5.1 Introduction
The three-dimensional folding structure of the genome and its dynamic changes play a very important role in the regulation of gene expression (Merkenschlager and Nora 2016; Krijger and Laat 2016). For example, while it was well known that transcription factors (TFs) can regulate genes by binding to their adjacent promoters, many TF binding sites are in distal regulatory regions, such as enhancers, that are hundreds of kilo bases far from gene promoters (Spitz and Furlong 2012). These distal regulatory regions can physically interact with promoters of regulated genes by chromatin looping interactions (Tolhuis et al. 2002; Sanyal et al. 2012), thus it is not trivial to associate TFs to regulated genes without information of the genome structure (Mora et al. 2015). Such looping interactions can be measured by chromosome conformation capture (3C) experiments (Dekker et al. 2002) and its variations to either study all interactions from single targeted regions (4C) (Simonis et al. 2006) or multiple target regions (5C) (Dostie et al. 2006), interactions between all regions genome-wide (Hi-C) (Lieberman-Aiden et al. 2009; Rao et al. 2014) or interactions mediated by specific proteins (6C (Tiwari et al. 2008) and ChIA-PET (Fullwood et al. 2009; Tang et al. 2015)).
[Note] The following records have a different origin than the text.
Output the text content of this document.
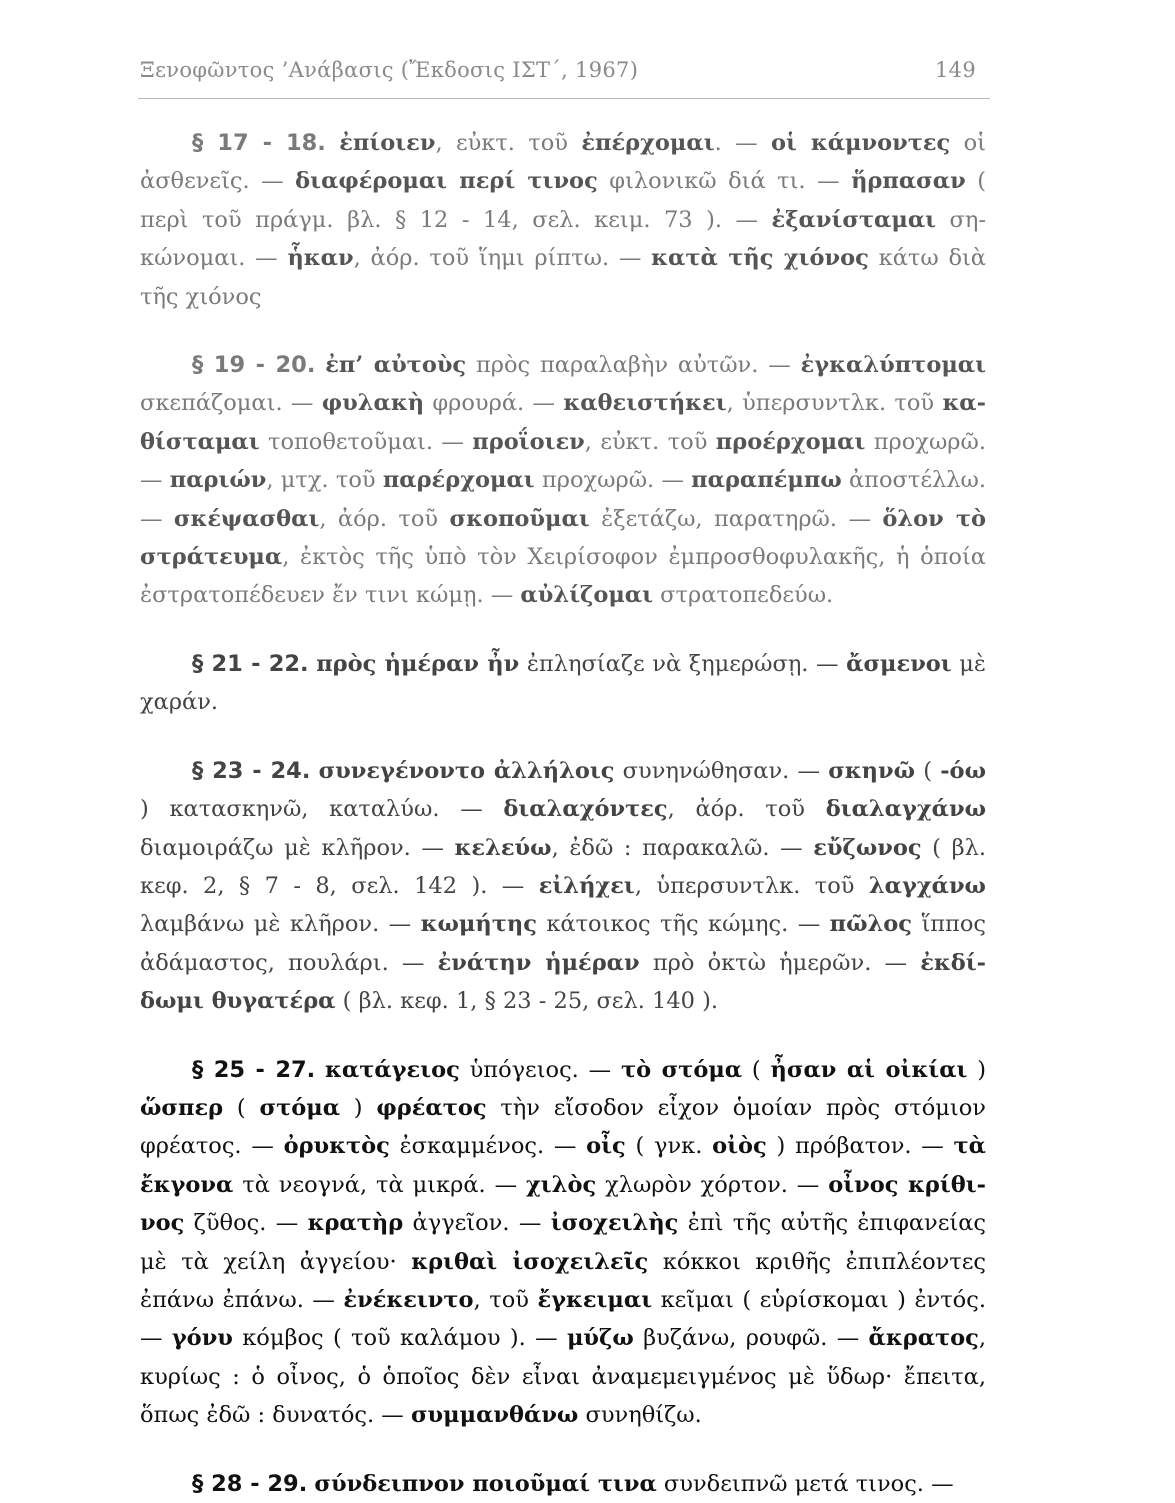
Ξενοφῶντος ’Ανάβασις (Ἔκδοσις ΙΣΤ΄, 1967)	149

§ 17 - 18. ἐπίοιεν, εὐκτ. τοῦ ἐπέρχομαι. — οἱ κάμνοντες οἱ ἀσθενεῖς. — διαφέρομαι περί τινος φιλονικῶ διά τι. — ἥρπασαν ( περὶ τοῦ πράγμ. βλ. § 12 - 14, σελ. κειμ. 73 ). — ἐξανίσταμαι σηκώνομαι. — ἧκαν, ἀόρ. τοῦ ἵημι ρίπτω. — κατὰ τῆς χιόνος κάτω διὰ τῆς χιόνος

§ 19 - 20. ἐπ’ αὐτοὺς πρὸς παραλαβὴν αὐτῶν. — ἐγκαλύπτομαι σκεπάζομαι. — φυλακὴ φρουρά. — καθειστήκει, ὑπερσυντλκ. τοῦ καθίσταμαι τοποθετοῦμαι. — προΐοιεν, εὐκτ. τοῦ προέρχομαι προχωρῶ. — παριών, μτχ. τοῦ παρέρχομαι προχωρῶ. — παραπέμπω ἀποστέλλω. — σκέψασθαι, ἀόρ. τοῦ σκοποῦμαι ἐξετάζω, παρατηρῶ. — ὅλον τὸ στράτευμα, ἐκτὸς τῆς ὑπὸ τὸν Χειρίσοφον ἐμπροσθοφυλακῆς, ἡ ὁποία ἐστρατοπέδευεν ἔν τινι κώμῃ. — αὐλίζομαι στρατοπεδεύω.

§ 21 - 22. πρὸς ἡμέραν ἦν ἐπλησίαζε νὰ ξημερώσῃ. — ἄσμενοι μὲ χαράν.

§ 23 - 24. συνεγένοντο ἀλλήλοις συνηνώθησαν. — σκηνῶ ( -όω ) κατασκηνῶ, καταλύω. — διαλαχόντες, ἀόρ. τοῦ διαλαγχάνω διαμοιράζω μὲ κλῆρον. — κελεύω, ἐδῶ : παρακαλῶ. — εὔζωνος ( βλ. κεφ. 2, § 7 - 8, σελ. 142 ). — εἰλήχει, ὑπερσυντλκ. τοῦ λαγχάνω λαμβάνω μὲ κλῆρον. — κωμήτης κάτοικος τῆς κώμης. — πῶλος ἵππος ἀδάμαστος, πουλάρι. — ἐνάτην ἡμέραν πρὸ ὀκτὼ ἡμερῶν. — ἐκδίδωμι θυγατέρα ( βλ. κεφ. 1, § 23 - 25, σελ. 140 ).

§ 25 - 27. κατάγειος ὑπόγειος. — τὸ στόμα ( ἦσαν αἱ οἰκίαι ) ὥσπερ ( στόμα ) φρέατος τὴν εἴσοδον εἶχον ὁμοίαν πρὸς στόμιον φρέατος. — ὀρυκτὸς ἐσκαμμένος. — οἶς ( γνκ. οἰὸς ) πρόβατον. — τὰ ἔκγονα τὰ νεογνά, τὰ μικρά. — χιλὸς χλωρὸν χόρτον. — οἶνος κρίθινος ζῦθος. — κρατὴρ ἀγγεῖον. — ἰσοχειλὴς ἐπὶ τῆς αὐτῆς ἐπιφανείας μὲ τὰ χείλη ἀγγείου· κριθαὶ ἰσοχειλεῖς κόκκοι κριθῆς ἐπιπλέοντες ἐπάνω ἐπάνω. — ἐνέκειντο, τοῦ ἔγκειμαι κεῖμαι ( εὑρίσκομαι ) ἐντός. — γόνυ κόμβος ( τοῦ καλάμου ). — μύζω βυζάνω, ρουφῶ. — ἄκρατος, κυρίως : ὁ οἶνος, ὁ ὁποῖος δὲν εἶναι ἀναμεμειγμένος μὲ ὕδωρ· ἔπειτα, ὅπως ἐδῶ : δυνατός. — συμμανθάνω συνηθίζω.

§ 28 - 29. σύνδειπνον ποιοῦμαί τινα συνδειπνῶ μετά τινος. —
While these experimental methods have brought many exciting insights into the three-dimensional organization of genomes (Merkenschlager and Nora 2016; Krijger and Laat 2016; Bonev and Cavalli 2016), these methods are not only elaborate and expensive but also require large amounts of sample material or have limited resolution (Sati and Cavalli 2016; Schmitt et al. 2016). As a consequence, genome-wide chromatin interaction maps are only available for a limited number of cell types and conditions.
In contrast, the binding sites of TFs can be detected genome-wide by ChIP-seq experiments, and are available for hundreds of TFs in many cell types and conditions (Dunham et al. 2012; Davis et al. 2017). Here, we propose that it is possible to use these data to detect chromatin loops.
Recent studies provide functional insights about how chromatin loops are formed and highlight the role of architectural proteins such as CTCF and cohesin (Merkenschlager and Nora 2016). CTCF recognizes a specific sequence motif, to which it binds with high affinity (Kim et al. 2007; Nagy et al. 2016). Interestingly, CTCF motifs are present in convergent orientation at chromatin loop anchors (Rao et al. 2014; Tang et al. 2015; Vietri Rudan et al. 2015). Furthermore, experimental inversion of the motif results in changes of loop formation and altered gene expression (Guo et al. 2015; Wit et al. 2015). Polymer simulations and experimental perturbations led to a model of loop extrusion, in which loop-extruding factors, such as cohesin, form progressively larger loops but stall at CTCF binding sites in convergent orientation (Sanborn et al. 2015; Fudenberg et al. 2016). According to these models, CTCF binding sites can function as anchors of chromatin loops.
Our hypothesis is, that we can use convergently aligned CTCF motifs to search for similar ChIP-seq signals at both sites of chromatin loops to predict looping interactions from the largely available ChIP-seq data in many diverse cell-types and conditions (Fig. 5.1A). We then developed and tested a computational method to predict chromatin looping interactions from only genomic sequence features and TF binding data from ChIP-seq experiments. We show that our method has high prediction performance when compared to Hi-C and ChIA-PET loops and that prediction performance depends on the ChIP-seq target, which allows screening for TFs with potential novel functions in chromatin loop formation. The predicted looping interactions can be used to (i) associate TF binding sites or enhancers to regulated genes for conditions where Hi-C like data is not available, and (ii) to increase the resolution of interaction maps, where low resolution Hi-C data is available. We implemented our method as the R package sevenC.